Lumentum (NASDAQ:LITE) and Qualcomm (NASDAQ:QCOM) both provide essential components for smartphones. Lumentum produces 3D-sensing chips for advanced cameras, and Qualcomm is the world's largest producer of mobile chipsets, which bundle together CPUs, GPUs, and baseband modems for smartphone manufacturers.
Both stocks have generated impressive returns for long-term investors. Lumentum's stock has rallied nearly 400% over the past five years, while Qualcomm's stock has advanced over 250%. If we factor in reinvested dividends, Qualcomm generated a total return of more than 320%. But as we all know, past performance never guarantees future gains -- so let's take a fresh look at both chipmakers to see which is the better investment.
The differences between Lumentum and Qualcomm
Lumentum generated 90% of its revenue from its optical communications (OpComms) unit in fiscal 2020, which ended last June. This business sells optical chips to service providers and data center customers, as well as 3D-sensing chips for phones, cars, industrial machines, and 3D printers. The remaining 10% of its revenue came from its industrial laser unit, which sells lasers for manufacturing, inspection, and life science purposes.
Lumentum's top customer is Apple (NASDAQ:AAPL), which buys 3D sensing chips from its OpComms business. Orders from Apple accounted for 26% of Lumentum's sales last year.
Qualcomm generated more than three-quarters of its revenue from its chipmaking business in fiscal 2020, which ended last September. The rest mainly came from its licensing business, which earns a cut of every smartphone sold worldwide via its massive portfolio of wireless licenses. It generates most of its profits from its higher-margin licensing business, which often subsidizes the expansion of its lower-margin chipmaking unit.
Qualcomm's top customers are Apple, Oppo, Vivo, Samsung, Xiaomi, and Huawei, which each accounted for over 10% of its revenue last year. It previously faced revolts and lawsuits from several of those customers over its licensing fees, but those issues have been largely resolved. Qualcomm, unlike many other chipmakers, was also permitted to continue selling chips to blacklisted companies like Huawei via a special license.
Which chipmaker is growing faster?
Lumentum's revenue rose 7% to $1.68 billion last year, but that marked its slowest growth in four years as a 16% decline in laser revenue partly offset its 11% growth in OpComms revenue.
Lumentum's laser business had already been struggling with sluggish demand for its fiber lasers prior to the pandemic, and that slowdown intensified throughout the crisis as manufacturing plants shut down. Despite those challenges, Lumentum's adjusted earnings still rose 28% for the year as it cut costs and relied more heavily on higher-margin OpComms products.

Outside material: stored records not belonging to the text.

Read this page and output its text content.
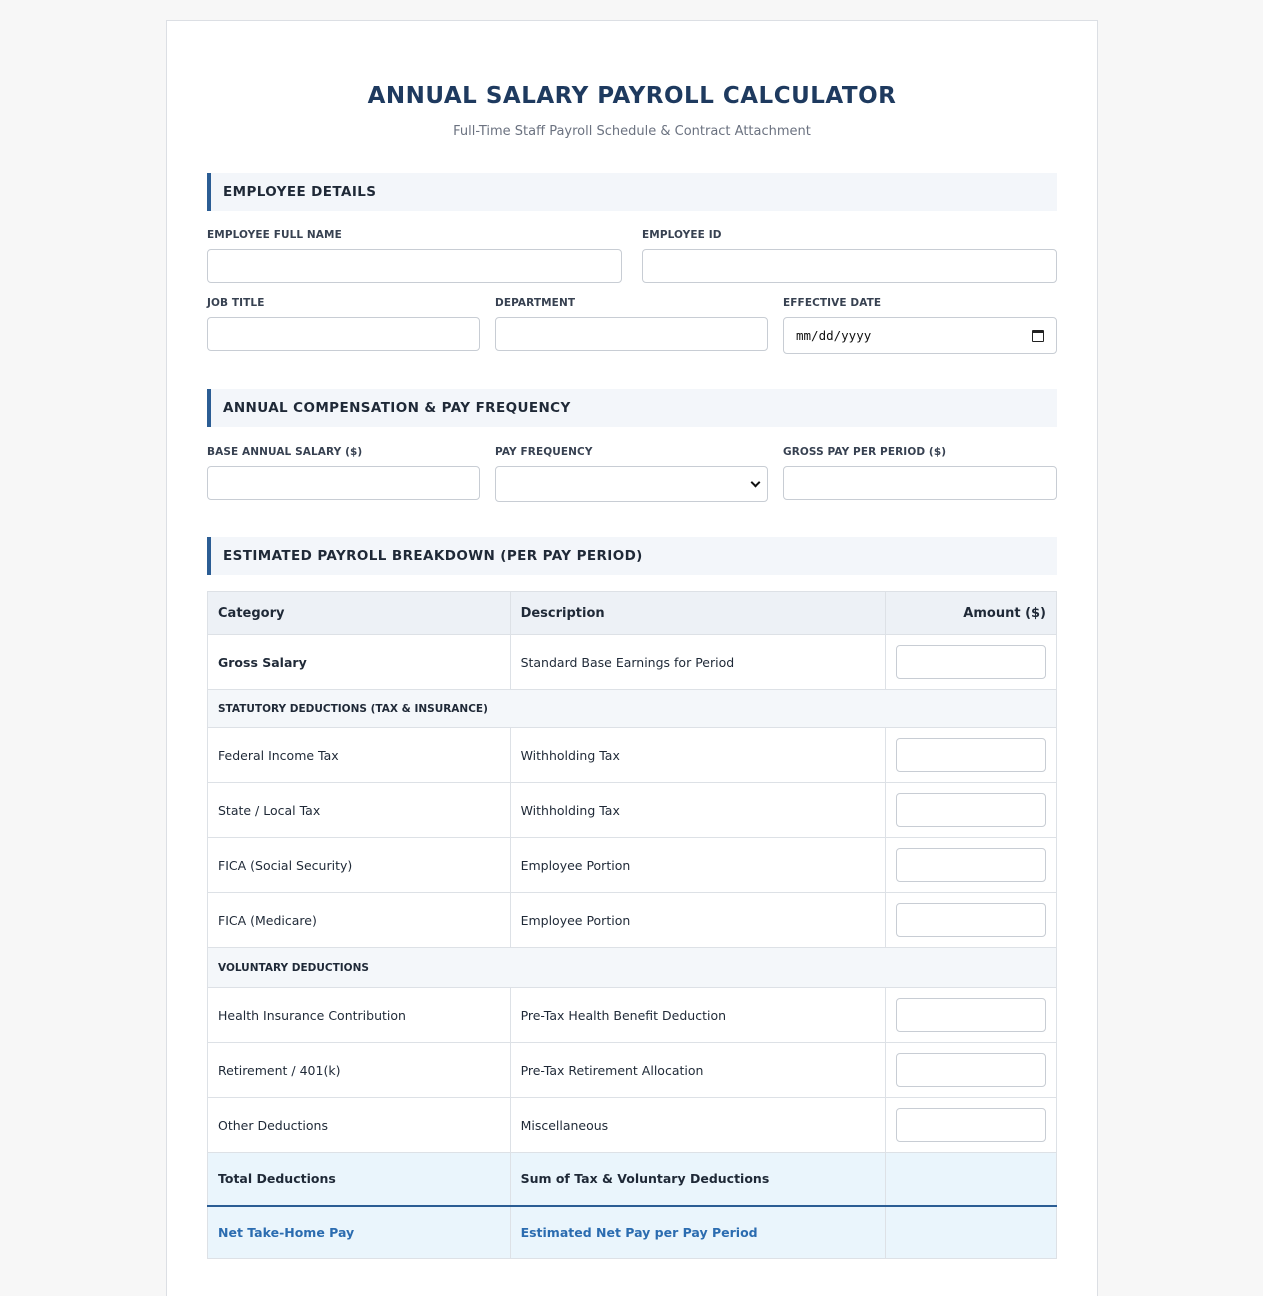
ANNUAL SALARY PAYROLL CALCULATOR
Full-Time Staff Payroll Schedule & Contract Attachment
EMPLOYEE DETAILS
EMPLOYEE FULL NAME	EMPLOYEE ID
JOB TITLE	DEPARTMENT	EFFECTIVE DATE
mm/dd/yyyy
ANNUAL COMPENSATION & PAY FREQUENCY
BASE ANNUAL SALARY ($)	PAY FREQUENCY	GROSS PAY PER PERIOD ($)
ESTIMATED PAYROLL BREAKDOWN (PER PAY PERIOD)
Category	Description	Amount ($)
Gross Salary	Standard Base Earnings for Period	

STATUTORY DEDUCTIONS (TAX & INSURANCE)		
Federal Income Tax	Withholding Tax	

State / Local Tax	Withholding Tax	

FICA (Social Security)	Employee Portion	

FICA (Medicare)	Employee Portion	

VOLUNTARY DEDUCTIONS		
Health Insurance Contribution	Pre-Tax Health Benefit Deduction	

Retirement / 401(k)	Pre-Tax Retirement Allocation	

Other Deductions	Miscellaneous	

Total Deductions	Sum of Tax & Voluntary Deductions	
Net Take-Home Pay	Estimated Net Pay per Pay Period	
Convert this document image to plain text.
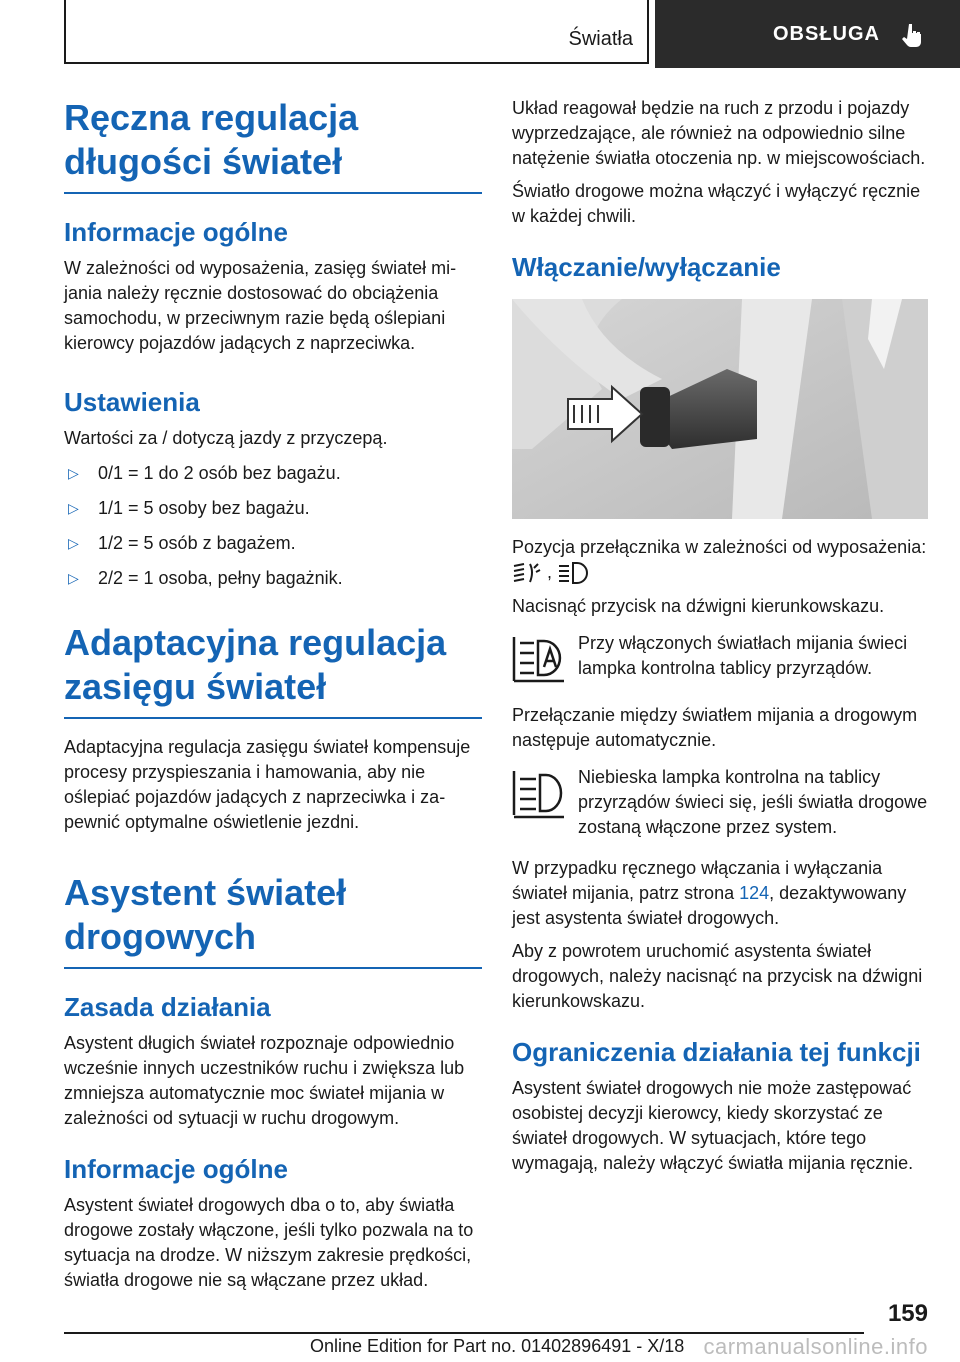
Światła	OBSŁUGA
Ręczna regulacja długości świateł
Informacje ogólne

W zależności od wyposażenia, zasięg świateł mijania należy ręcznie dostosować do obciążenia samochodu, w przeciwnym razie będą oślepiani kierowcy pojazdów jadących z naprzeciwka.

Ustawienia

Wartości za / dotyczą jazdy z przyczepą.

▷	0/1 = 1 do 2 osób bez bagażu.
▷	1/1 = 5 osoby bez bagażu.
▷	1/2 = 5 osób z bagażem.
▷	2/2 = 1 osoba, pełny bagażnik.
Adaptacyjna regulacja zasięgu świateł

Adaptacyjna regulacja zasięgu świateł kompensuje procesy przyspieszania i hamowania, aby nie oślepiać pojazdów jadących z naprzeciwka i zapewnić optymalne oświetlenie jezdni.

Asystent świateł drogowych
Zasada działania

Asystent długich świateł rozpoznaje odpowiednio wcześnie innych uczestników ruchu i zwiększa lub zmniejsza automatycznie moc świateł mijania w zależności od sytuacji w ruchu drogowym.

Informacje ogólne

Asystent świateł drogowych dba o to, aby światła drogowe zostały włączone, jeśli tylko pozwala na to sytuacja na drodze. W niższym zakresie prędkości, światła drogowe nie są włączane przez układ.

Układ reagował będzie na ruch z przodu i pojazdy wyprzedzające, ale również na odpowiednio silne natężenie światła otoczenia np. w miejscowościach.

Światło drogowe można włączyć i wyłączyć ręcznie w każdej chwili.

Włączanie/wyłączanie

Pozycja przełącznika w zależności od wyposażenia:  ,

Nacisnąć przycisk na dźwigni kierunkowskazu.

Przy włączonych światłach mijania świeci lampka kontrolna tablicy przyrządów.

Przełączanie między światłem mijania a drogowym następuje automatycznie.

Niebieska lampka kontrolna na tablicy przyrządów świeci się, jeśli światła drogowe zostaną włączone przez system.

W przypadku ręcznego włączania i wyłączania świateł mijania, patrz strona 124, dezaktywowany jest asystenta świateł drogowych.

Aby z powrotem uruchomić asystenta świateł drogowych, należy nacisnąć na przycisk na dźwigni kierunkowskazu.

Ograniczenia działania tej funkcji

Asystent świateł drogowych nie może zastępować osobistej decyzji kierowcy, kiedy skorzystać ze świateł drogowych. W sytuacjach, które tego wymagają, należy włączyć światła mijania ręcznie.

159
Online Edition for Part no. 01402896491 - X/18 carmanualsonline.info
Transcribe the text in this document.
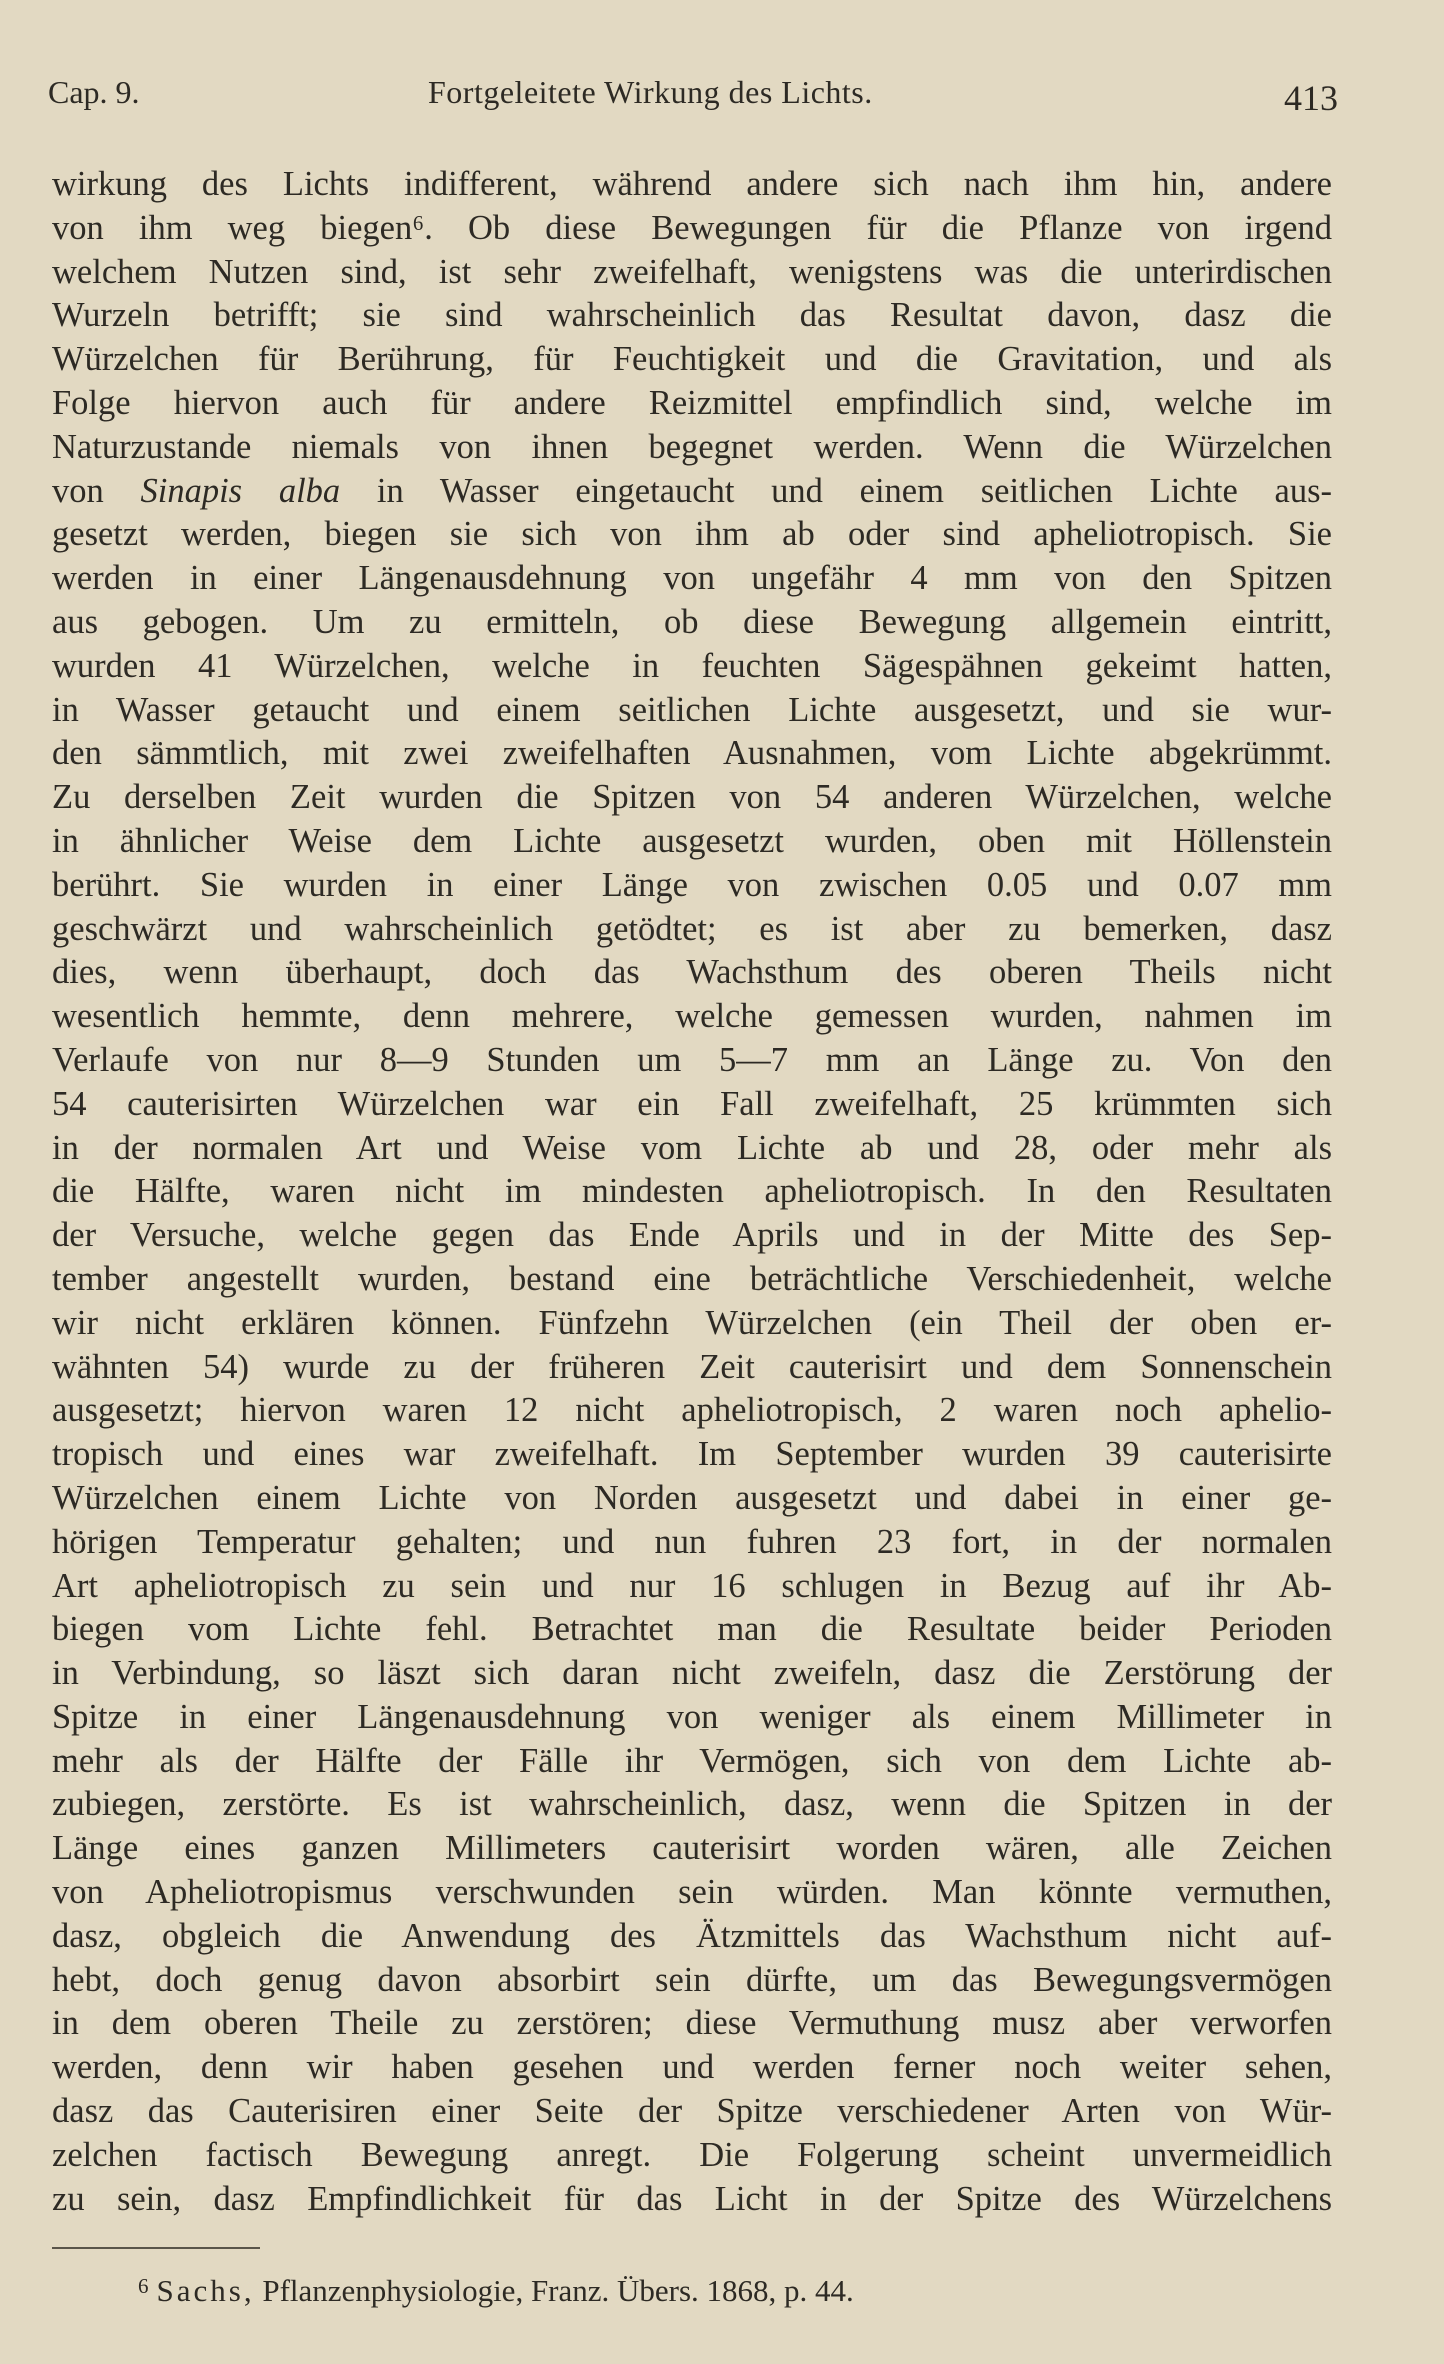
Cap. 9.	Fortgeleitete Wirkung des Lichts.	413
wirkung des Lichts indifferent, während andere sich nach ihm hin, andere
von ihm weg biegen⁶. Ob diese Bewegungen für die Pflanze von irgend
welchem Nutzen sind, ist sehr zweifelhaft, wenigstens was die unterirdischen
Wurzeln betrifft; sie sind wahrscheinlich das Resultat davon, dasz die
Würzelchen für Berührung, für Feuchtigkeit und die Gravitation, und als
Folge hiervon auch für andere Reizmittel empfindlich sind, welche im
Naturzustande niemals von ihnen begegnet werden. Wenn die Würzelchen
von Sinapis alba in Wasser eingetaucht und einem seitlichen Lichte aus-
gesetzt werden, biegen sie sich von ihm ab oder sind apheliotropisch. Sie
werden in einer Längenausdehnung von ungefähr 4 mm von den Spitzen
aus gebogen. Um zu ermitteln, ob diese Bewegung allgemein eintritt,
wurden 41 Würzelchen, welche in feuchten Sägespähnen gekeimt hatten,
in Wasser getaucht und einem seitlichen Lichte ausgesetzt, und sie wur-
den sämmtlich, mit zwei zweifelhaften Ausnahmen, vom Lichte abgekrümmt.
Zu derselben Zeit wurden die Spitzen von 54 anderen Würzelchen, welche
in ähnlicher Weise dem Lichte ausgesetzt wurden, oben mit Höllenstein
berührt. Sie wurden in einer Länge von zwischen 0.05 und 0.07 mm
geschwärzt und wahrscheinlich getödtet; es ist aber zu bemerken, dasz
dies, wenn überhaupt, doch das Wachsthum des oberen Theils nicht
wesentlich hemmte, denn mehrere, welche gemessen wurden, nahmen im
Verlaufe von nur 8—9 Stunden um 5—7 mm an Länge zu. Von den
54 cauterisirten Würzelchen war ein Fall zweifelhaft, 25 krümmten sich
in der normalen Art und Weise vom Lichte ab und 28, oder mehr als
die Hälfte, waren nicht im mindesten apheliotropisch. In den Resultaten
der Versuche, welche gegen das Ende Aprils und in der Mitte des Sep-
tember angestellt wurden, bestand eine beträchtliche Verschiedenheit, welche
wir nicht erklären können. Fünfzehn Würzelchen (ein Theil der oben er-
wähnten 54) wurde zu der früheren Zeit cauterisirt und dem Sonnenschein
ausgesetzt; hiervon waren 12 nicht apheliotropisch, 2 waren noch aphelio-
tropisch und eines war zweifelhaft. Im September wurden 39 cauterisirte
Würzelchen einem Lichte von Norden ausgesetzt und dabei in einer ge-
hörigen Temperatur gehalten; und nun fuhren 23 fort, in der normalen
Art apheliotropisch zu sein und nur 16 schlugen in Bezug auf ihr Ab-
biegen vom Lichte fehl. Betrachtet man die Resultate beider Perioden
in Verbindung, so läszt sich daran nicht zweifeln, dasz die Zerstörung der
Spitze in einer Längenausdehnung von weniger als einem Millimeter in
mehr als der Hälfte der Fälle ihr Vermögen, sich von dem Lichte ab-
zubiegen, zerstörte. Es ist wahrscheinlich, dasz, wenn die Spitzen in der
Länge eines ganzen Millimeters cauterisirt worden wären, alle Zeichen
von Apheliotropismus verschwunden sein würden. Man könnte vermuthen,
dasz, obgleich die Anwendung des Ätzmittels das Wachsthum nicht auf-
hebt, doch genug davon absorbirt sein dürfte, um das Bewegungsvermögen
in dem oberen Theile zu zerstören; diese Vermuthung musz aber verworfen
werden, denn wir haben gesehen und werden ferner noch weiter sehen,
dasz das Cauterisiren einer Seite der Spitze verschiedener Arten von Wür-
zelchen factisch Bewegung anregt. Die Folgerung scheint unvermeidlich
zu sein, dasz Empfindlichkeit für das Licht in der Spitze des Würzelchens
$^6$ Sachs, Pflanzenphysiologie, Franz. Übers. 1868, p. 44.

In the first quarter of 2021, Lumentum's revenue grew less than 1% year-over-year to $452.4 million as a 29% decline in laser sales offset its 3% growth in OpComms sales. However, its gross and operating margins continued expanding and boosted its adjusted earnings 24%.
Lumentum expects its revenue to rise 2%-6% year-over-year in the second quarter, and for its adjusted earnings to grow 11%-24%. Analysts expect its revenue and earnings to rise 7% and 14%, respectively, this year as both businesses stabilize and accelerating sales of new 5G phones -- especially Apple's iPhone 12 -- drive demand for its 3D-sensing chips.
Qualcomm's adjusted revenue rose 12% to $21.7 billion last year, with 13% growth at its chipmaking business and 10% growth at its licensing business, and its adjusted earnings grew 18%.
Qualcomm expects its revenue to rise 51%-70% year-over-year in the first quarter of 2021, as Apple and its other top customers roll out new 5G smartphones. The recovering auto market, which is buoying demand for 4G and 5G telematics chips, should complement that growth. At the end of 2020, Qualcomm revealed that its automotive design pipeline was worth about $8 billion -- up from nearly $6.5 billion at the beginning of the year.
Qualcomm expects its adjusted earnings to grow 97%-117% year-over-year during the first quarter. Analysts expect its revenue and earnings to rise 40% and 70%, respectively, for the full year.
The obvious winner: Qualcomm
Lumentum trades at just 16 times forward earnings, which is lower than Qualcomm's forward P/E ratio of 22. However, Lumentum trades at a lower multiple because investors expect its weaker laser business to partly offset the growth of its OpComms business for the foreseeable future.
Meanwhile, Qualcomm's stock remains surprisingly cheap relative to its growth potential. It's resolved most of the legal challenges, including its clashes with Apple and Huawei, that throttled its growth in the past. It also pays a decent forward yield of 1.6%, while Lumentum has never paid a dividend.
In short, investors can pick a stable chipmaker that is still burdened by a weaker business, or stick with a resurgent one that is firing on all cylinders. Therefore, I firmly believe Qualcomm will outperform Lumentum this year.